Auch für die Kalendermonate Mai bis Juli 2001 erließ das Finanzamt einen Bescheid, in welchem es die geltend gemachten Vorsteuern unter Hinweis auf die Feststellungen der Umsatzsteuersonderprüfung nicht anerkannte. Die gegen diesen Bescheid wortgleich zur wiedergegebenen Berufung gegen die Festsetzung der Umsatzsteuer für die Kalendermonate Jänner bis April 2001 gestaltete Berufung wies die belangte Behörde mit dem zu 2002/13/0064 angefochtenen Bescheid ebenfalls mit wortgleicher Begründung ab.

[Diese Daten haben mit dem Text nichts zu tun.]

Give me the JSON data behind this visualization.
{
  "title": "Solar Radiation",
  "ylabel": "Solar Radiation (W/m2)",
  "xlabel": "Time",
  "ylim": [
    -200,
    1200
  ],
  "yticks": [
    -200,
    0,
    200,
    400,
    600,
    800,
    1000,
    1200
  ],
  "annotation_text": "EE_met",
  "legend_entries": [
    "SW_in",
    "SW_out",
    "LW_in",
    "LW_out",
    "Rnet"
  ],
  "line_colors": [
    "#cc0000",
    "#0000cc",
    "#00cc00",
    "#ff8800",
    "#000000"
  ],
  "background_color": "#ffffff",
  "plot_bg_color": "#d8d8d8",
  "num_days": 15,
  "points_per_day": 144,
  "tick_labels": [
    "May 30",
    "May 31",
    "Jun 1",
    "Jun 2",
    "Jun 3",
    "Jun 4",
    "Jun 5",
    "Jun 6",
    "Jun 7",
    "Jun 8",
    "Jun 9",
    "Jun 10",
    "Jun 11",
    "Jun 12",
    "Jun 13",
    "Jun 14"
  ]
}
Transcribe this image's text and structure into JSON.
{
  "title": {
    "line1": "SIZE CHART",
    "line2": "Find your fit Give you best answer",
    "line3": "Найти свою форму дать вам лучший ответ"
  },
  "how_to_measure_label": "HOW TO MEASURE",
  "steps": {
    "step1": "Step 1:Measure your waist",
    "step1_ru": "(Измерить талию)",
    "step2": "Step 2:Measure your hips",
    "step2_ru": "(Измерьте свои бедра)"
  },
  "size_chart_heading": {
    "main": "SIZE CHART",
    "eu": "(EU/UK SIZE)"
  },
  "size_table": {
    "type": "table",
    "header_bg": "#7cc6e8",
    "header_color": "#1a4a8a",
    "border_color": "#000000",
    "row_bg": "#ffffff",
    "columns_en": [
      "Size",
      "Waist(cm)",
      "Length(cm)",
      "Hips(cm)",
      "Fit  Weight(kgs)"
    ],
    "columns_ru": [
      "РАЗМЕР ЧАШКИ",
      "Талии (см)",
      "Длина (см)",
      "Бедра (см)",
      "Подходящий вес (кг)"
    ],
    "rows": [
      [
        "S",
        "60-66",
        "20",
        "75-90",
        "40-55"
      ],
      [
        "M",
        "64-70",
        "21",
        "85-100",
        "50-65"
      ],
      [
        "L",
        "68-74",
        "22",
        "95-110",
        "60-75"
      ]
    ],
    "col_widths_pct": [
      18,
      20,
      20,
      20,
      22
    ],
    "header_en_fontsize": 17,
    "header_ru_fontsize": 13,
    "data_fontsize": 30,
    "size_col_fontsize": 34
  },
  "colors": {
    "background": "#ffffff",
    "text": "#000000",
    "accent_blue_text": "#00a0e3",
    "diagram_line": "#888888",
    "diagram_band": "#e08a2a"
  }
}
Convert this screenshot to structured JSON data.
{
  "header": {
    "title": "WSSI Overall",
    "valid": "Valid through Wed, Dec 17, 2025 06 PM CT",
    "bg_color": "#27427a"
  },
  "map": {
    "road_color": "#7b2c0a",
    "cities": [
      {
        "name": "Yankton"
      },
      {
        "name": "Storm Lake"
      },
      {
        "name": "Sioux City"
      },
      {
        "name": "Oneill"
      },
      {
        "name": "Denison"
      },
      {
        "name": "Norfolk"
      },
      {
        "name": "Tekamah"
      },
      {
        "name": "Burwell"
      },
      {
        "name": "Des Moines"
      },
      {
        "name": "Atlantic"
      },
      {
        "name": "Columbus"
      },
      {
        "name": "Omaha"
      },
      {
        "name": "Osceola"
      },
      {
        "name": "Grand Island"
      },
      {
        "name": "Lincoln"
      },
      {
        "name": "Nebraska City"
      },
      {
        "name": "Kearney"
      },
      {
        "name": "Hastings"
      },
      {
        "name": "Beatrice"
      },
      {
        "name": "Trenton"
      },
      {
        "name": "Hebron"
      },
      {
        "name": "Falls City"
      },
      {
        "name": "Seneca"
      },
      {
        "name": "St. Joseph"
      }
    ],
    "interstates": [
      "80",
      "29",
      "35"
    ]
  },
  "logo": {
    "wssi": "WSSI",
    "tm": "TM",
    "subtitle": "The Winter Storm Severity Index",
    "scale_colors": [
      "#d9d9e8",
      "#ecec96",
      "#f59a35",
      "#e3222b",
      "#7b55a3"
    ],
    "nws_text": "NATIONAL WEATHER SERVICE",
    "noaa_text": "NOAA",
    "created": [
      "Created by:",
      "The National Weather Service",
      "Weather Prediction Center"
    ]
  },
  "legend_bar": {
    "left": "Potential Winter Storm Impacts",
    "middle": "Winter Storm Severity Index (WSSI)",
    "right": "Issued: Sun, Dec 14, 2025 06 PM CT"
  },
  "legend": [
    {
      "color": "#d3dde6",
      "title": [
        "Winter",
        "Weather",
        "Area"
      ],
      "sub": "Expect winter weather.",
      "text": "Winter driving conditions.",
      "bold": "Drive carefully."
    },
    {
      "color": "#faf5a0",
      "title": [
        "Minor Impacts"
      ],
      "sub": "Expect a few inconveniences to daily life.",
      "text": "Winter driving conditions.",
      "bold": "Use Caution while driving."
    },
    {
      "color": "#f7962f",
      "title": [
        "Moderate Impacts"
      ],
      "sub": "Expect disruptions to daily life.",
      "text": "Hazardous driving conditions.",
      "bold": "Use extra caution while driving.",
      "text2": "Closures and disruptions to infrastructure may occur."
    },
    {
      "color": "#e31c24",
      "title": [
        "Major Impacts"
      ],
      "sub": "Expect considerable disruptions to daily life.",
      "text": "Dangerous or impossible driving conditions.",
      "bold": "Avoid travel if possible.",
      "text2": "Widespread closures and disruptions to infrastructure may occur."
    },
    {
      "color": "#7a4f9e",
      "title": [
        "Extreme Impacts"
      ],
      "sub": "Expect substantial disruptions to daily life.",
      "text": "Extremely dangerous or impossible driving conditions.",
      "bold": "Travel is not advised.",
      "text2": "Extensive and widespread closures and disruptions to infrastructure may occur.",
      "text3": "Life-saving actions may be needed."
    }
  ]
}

In ihrer Berufung gegen den die geltend gemachten Vorsteuern nicht anerkennenden Bescheid des Finanzamtes über die Festsetzung der Umsatzsteuer für die Kalendermonate August und September 2001 verwies die beschwerdeführende Partei nur noch auf ihr Vorbringen in der Berufung gegen die Festsetzung der Umsatzsteuer für die Kalendermonate Mai bis Juli 2001 und schloss eine Ausfertigung dieser Berufung an. Mit dem zu 2002/13/0063 angefochtenen Bescheid wies die belangte Behörde auch diese Berufung ab und begründete dies wortgleich zu den zu 2002/13/0064 und 2002/13/0065 angefochtenen Bescheiden.
Über die gegen diese drei Bescheide erhobene Beschwerde hat der Verwaltungsgerichtshof nach Vorlage der Verwaltungsakten und Erstattung von Gegenschriften durch die belangte Behörde sowie einer Replik der beschwerdeführenden Partei erwogen:
Gemäß § 12 Abs. 1 Z. 1 UStG 1994 kann der Unternehmer die von anderen Unternehmern in einer Rechnung (§ 11) an ihn gesondert ausgewiesene Steuer für Lieferungen oder sonstige Leistungen, die im Inland für sein Unternehmen ausgeführt worden sind, als Vorsteuerbetrag abziehen. Soweit der gesondert ausgewiesene Steuerbetrag auf eine Zahlung vor Ausführung dieser Umsätze entfällt, ist er bereits abziehbar, wenn die Rechnung vorliegt und die Zahlung geleistet worden ist.
Vom Vorsteuerabzug ausgeschlossen sind nach § 12 Abs. 3 UStG 1994 u.a.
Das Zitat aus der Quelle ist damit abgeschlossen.